Die CSU-Staatsregierung aber erklärt den Castor-Streit flugs zu einem Teil des großen Energiekonzepts, das die große Koalition eigentlich vor der Sommerpause endlich schnüren wollte - bisher war davon nirgendwo die Rede gewesen. "Alles nur im Paket", sagt Ilse Aigner jetzt. Und Staatskanzleichef Huber argumentiert so: "Wir stehen bei der Energiewende auf der Zielgeraden unserer schwierigen, komplexen Verhandlungen." Dabei lasse sich kein Bereich isoliert betrachten und entscheiden. "Alles hängt mit allem zusammen." Eine Energiewende gegen den Willen einzelner Länder habe keine Chance.

Dabei ist es nur ein Land, das in dieser und anderen Fragen der Energiewende alleine steht: Beim Streit um die Stromtrassen steht es 15 zu 1 gegen Bayern. Und nun auch beim Streit um die Castoren.

Deshalb ist es aus CSU- beziehungsweise aus Seehofers Sicht logisch, den Castor-Streit nun ins große Energiepaket miteinzubeziehen und die Verhandlungsmasse zu vergrößern. Bei den Stromtrassen nämlich sieht es so aus, als nützten alle CSU-Versuche nichts, zwei umstrittene neue Höchstspannungsleitungen nach Bayern zu verhindern. Hofft Seehofer im Gegenzug nun auf Zugeständnisse beim Atommüll?

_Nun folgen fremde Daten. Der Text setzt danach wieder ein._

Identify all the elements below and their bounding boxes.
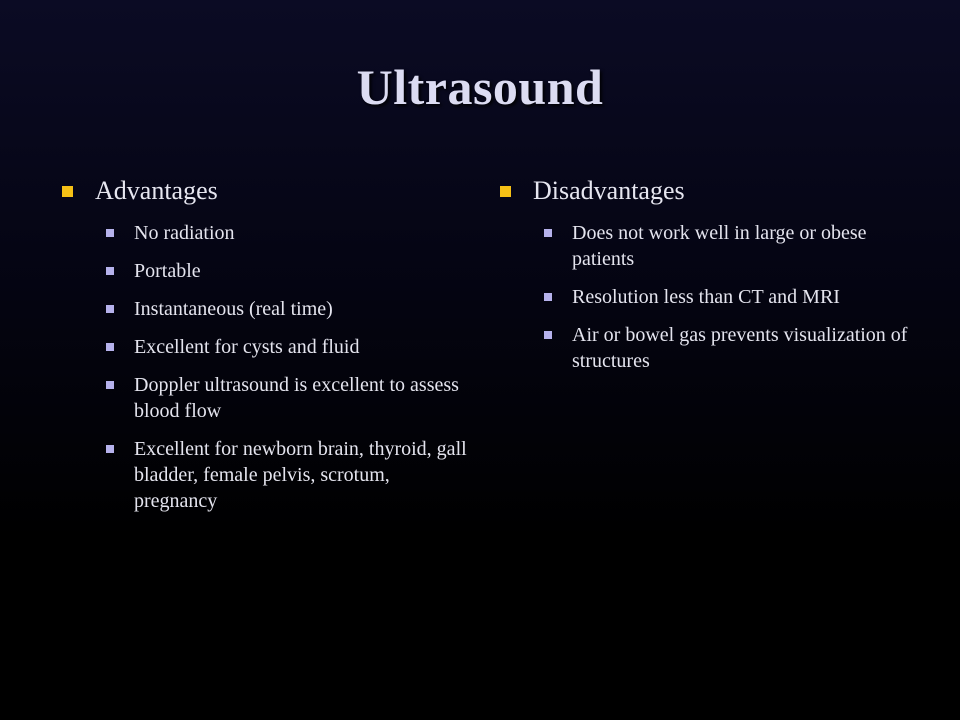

Atom: Bayern droht mit Scheitern der Energiewende

Hendricks reagiert betont kühl. Auf die Frage, ob der Freistaat die Entscheidung kippen könnte, sagt sie: "Atomrechtlich ist es eindeutig, dass Bayern das alleine nicht beeinflussen kann." Für die Genehmigung der Anträge, die die Energiekonzerne nun stellen müssen, sei ausschließlich das Bundesamt für Strahlenschutz zuständig.